Patient access to information, in whatever way it comes, is paramount to the success of care. It’s paramount to patient safety. I’ll give you an example.
My future mother-in-law fell at home and I, as a patient advocate, gather up her information, gather up her medications, and head to the hospital. Cool, we think everything’s going well.
We get to the hospital and we started a series of data misinformation. That misinformation included not having the ability to take her medication list and put that into the to the medication history, except as a blob from a PDF. It included having information at the point of care that was not current. A cast cart came into the room and yet the nurse didn’t know results were in, lifted my future mother-in-law up had her stand the at cast cart. She had a broken leg. It continued to have misinformation and misinformation. Patient access to the medical records saved her life. She was discharged from the hospital, presented to a long-term care facility.
My fiancé then went to the long-term care facility and noticed that she was still wearing her temporary cast. He asked to look at the record. They said, “You don’t get to you look at the record” and he said, “Wait a minute!” You’re a meaningful user. I have the right. I have a power of attorney. I want to see the record.” He was told, “You won’t understand it.”
He looked at the record. He discovered a lot of things he didn’t understand but what he did understand is no doctor had ever looked at her from the emergency room and her two day stay at the hospital. The cast was on the wrong foot and it was a temporary cast and she’d been walking on it for four days. So, she’d been walking on the broken leg and her good leg was in a temporary cast.
I then called the hospital. We had an ambulance take her from the long-term post-acute care facility to the hospital. She had very, very high anxiety levels and her white blood count was not good and she had some enzyme levels that were too high.
Well guess what! No one did a query to see where information was about her. There was no mechanism to send an email and say, “Do you know anything about this particular patient”, and so the provider then decided that with this level of anxiety, with no other symptoms, they would do a cardiac catherization.
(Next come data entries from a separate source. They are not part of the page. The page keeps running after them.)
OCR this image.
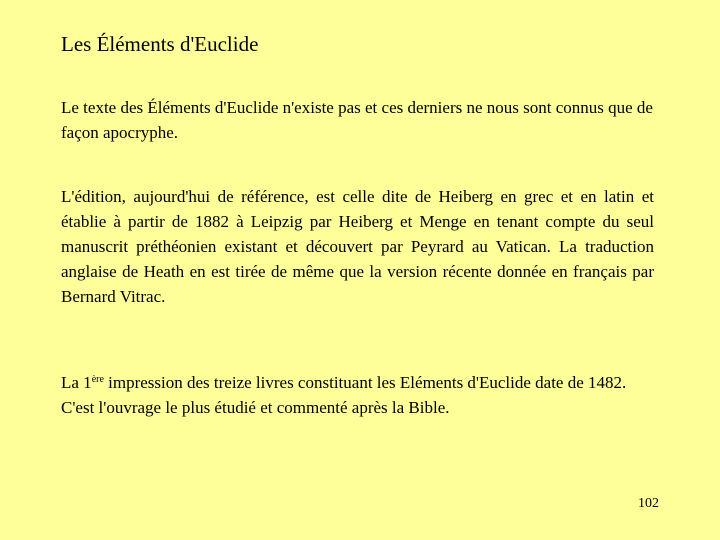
Les Éléments d'Euclide

Le texte des Éléments d'Euclide n'existe pas et ces derniers ne nous sont connus que de façon apocryphe.

L'édition, aujourd'hui de référence, est celle dite de Heiberg en grec et en latin et établie à partir de 1882 à Leipzig par Heiberg et Menge en tenant compte du seul manuscrit préthéonien existant et découvert par Peyrard au Vatican. La traduction anglaise de Heath en est tirée de même que la version récente donnée en français par Bernard Vitrac.

La 1ère impression des treize livres constituant les Eléments d'Euclide date de 1482. C'est l'ouvrage le plus étudié et commenté après la Bible.

102
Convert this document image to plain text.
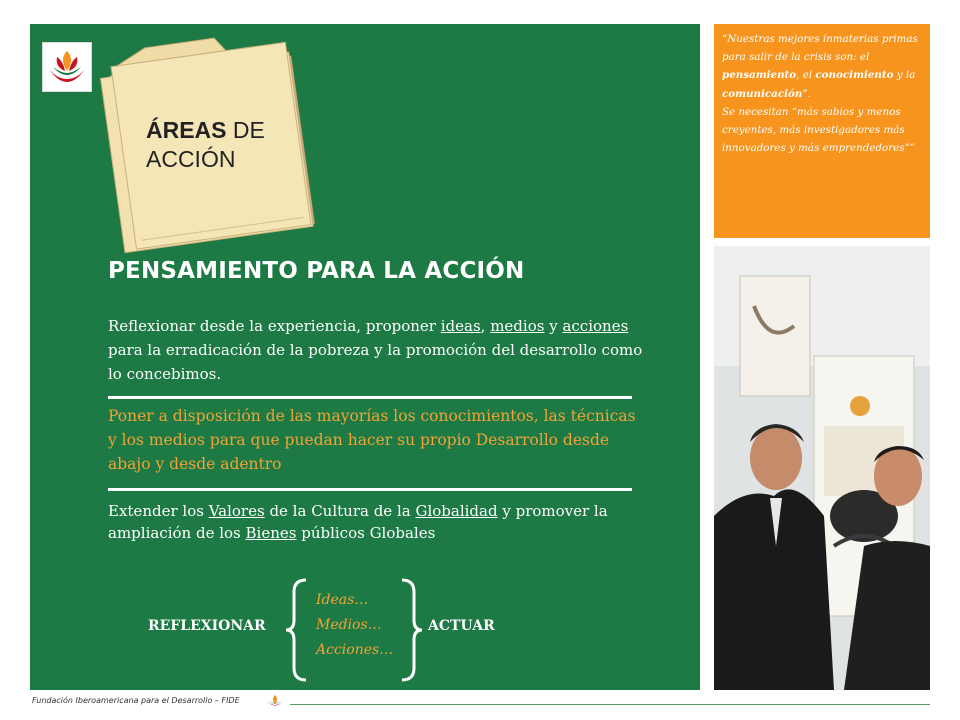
ÁREAS DE
ACCIÓN
PENSAMIENTO PARA LA ACCIÓN
Reflexionar desde la experiencia, proponer ideas, medios y acciones para la erradicación de la pobreza y la promoción del desarrollo como lo concebimos.
Poner a disposición de las mayorías los conocimientos, las técnicas y los medios para que puedan hacer su propio Desarrollo desde abajo y desde adentro
Extender los Valores de la Cultura de la Globalidad y promover la ampliación de los Bienes públicos Globales
REFLEXIONAR
Ideas…
Medios…
Acciones…
ACTUAR
“Nuestras mejores inmaterias primas para salir de la crisis son: el pensamiento, el conocimiento y la comunicación”.
Se necesitan “más sabios y menos creyentes, más investigadores más innovadores y más emprendedores””
Fundación Iberoamericana para el Desarrollo – FIDE
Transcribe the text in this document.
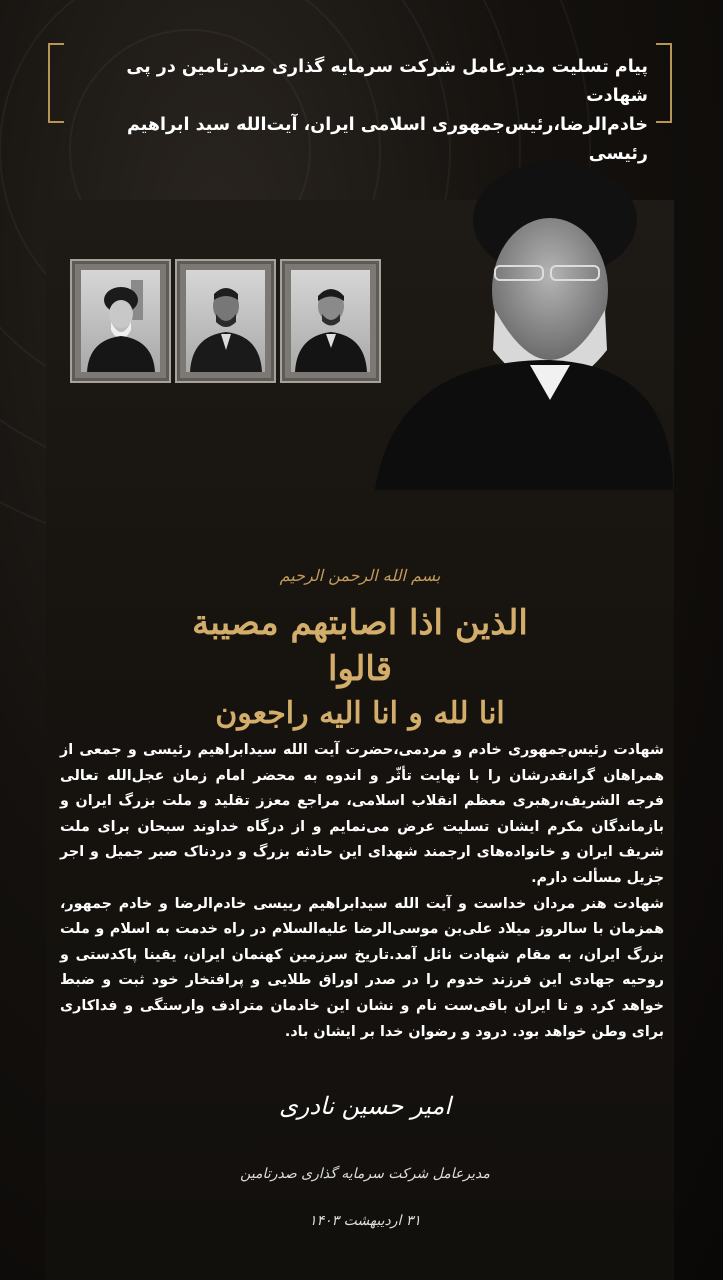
پیام تسلیت مدیرعامل شرکت سرمایه گذاری صدرتامین در پی شهادت
خادم‌الرضا،رئیس‌جمهوری اسلامی ایران، آیت‌الله سید ابراهیم رئیسی
بسم الله الرحمن الرحیم
الذین اذا اصابتهم مصیبة قالوا
انا لله و انا الیه راجعون

شهادت رئیس‌جمهوری خادم و مردمی،حضرت آیت الله سیدابراهیم رئیسی و جمعی از همراهان گرانقدرشان را با نهایت تأثّر و اندوه به محضر امام زمان عجل‌الله تعالی فرجه الشریف،رهبری معظم انقلاب اسلامی، مراجع معزز تقلید و ملت بزرگ ایران و بازماندگان مکرم ایشان تسلیت عرض می‌نمایم و از درگاه خداوند سبحان برای ملت شریف ایران و خانواده‌های ارجمند شهدای این حادثه بزرگ و دردناک صبر جمیل و اجر جزیل مسألت دارم.

شهادت هنر مردان خداست و آیت الله سیدابراهیم رییسی خادم‌الرضا و خادم جمهور، همزمان با سالروز میلاد علی‌بن موسی‌الرضا علیه‌السلام در راه خدمت به اسلام و ملت بزرگ ایران، به مقام شهادت نائل آمد.تاریخ سرزمین کهنمان ایران، یقینا پاکدستی و روحیه جهادی این فرزند خدوم را در صدر اوراق طلایی و پرافتخار خود ثبت و ضبط خواهد کرد و تا ایران باقی‌ست نام و نشان این خادمان مترادف وارستگی و فداکاری برای وطن خواهد بود. درود و رضوان خدا بر ایشان باد.

امیر حسین نادری
مدیرعامل شرکت سرمایه گذاری صدرتامین
۳۱ اردیبهشت ۱۴۰۳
It was a completely unnecessary task but the doctor on call was a cardiac surgeon and so that’s what he did. So, she ended up having a cardiac cath.
I was in Washington DC I called and I said, “Look, I need to see the record too - I’m here with a bunch of doctors, we’re going to check it out”, to the point where the doctors looked at the record with me because I did have access through the law, and we determined that most of this care was completely either wrong or unnecessary.
I called back and I said “Guys just have them wash their hands! We are that fundamentally at disconnect. Misinformation all the way around. Just make everyone wash their hands”, because she now had an open wound.
She was discharged back to long-term post-acute care. She never recovered.
She actually died in long-term post-acute care for an injury that should have had her home in three days, if the cast was on the right foot, and they hadn’t done the cardiac catherization.
So why get involved in interoperability? Every one of us have had a story about how they themselves or their family member was not getting appropriate care because the information was not available. The information was not correct. It was not timely.
So why do I believe in DirectTrust? I believe that a trusted framework that includes the patient means that all of us can co-produce health in the ways that the patients prefer. That’s why.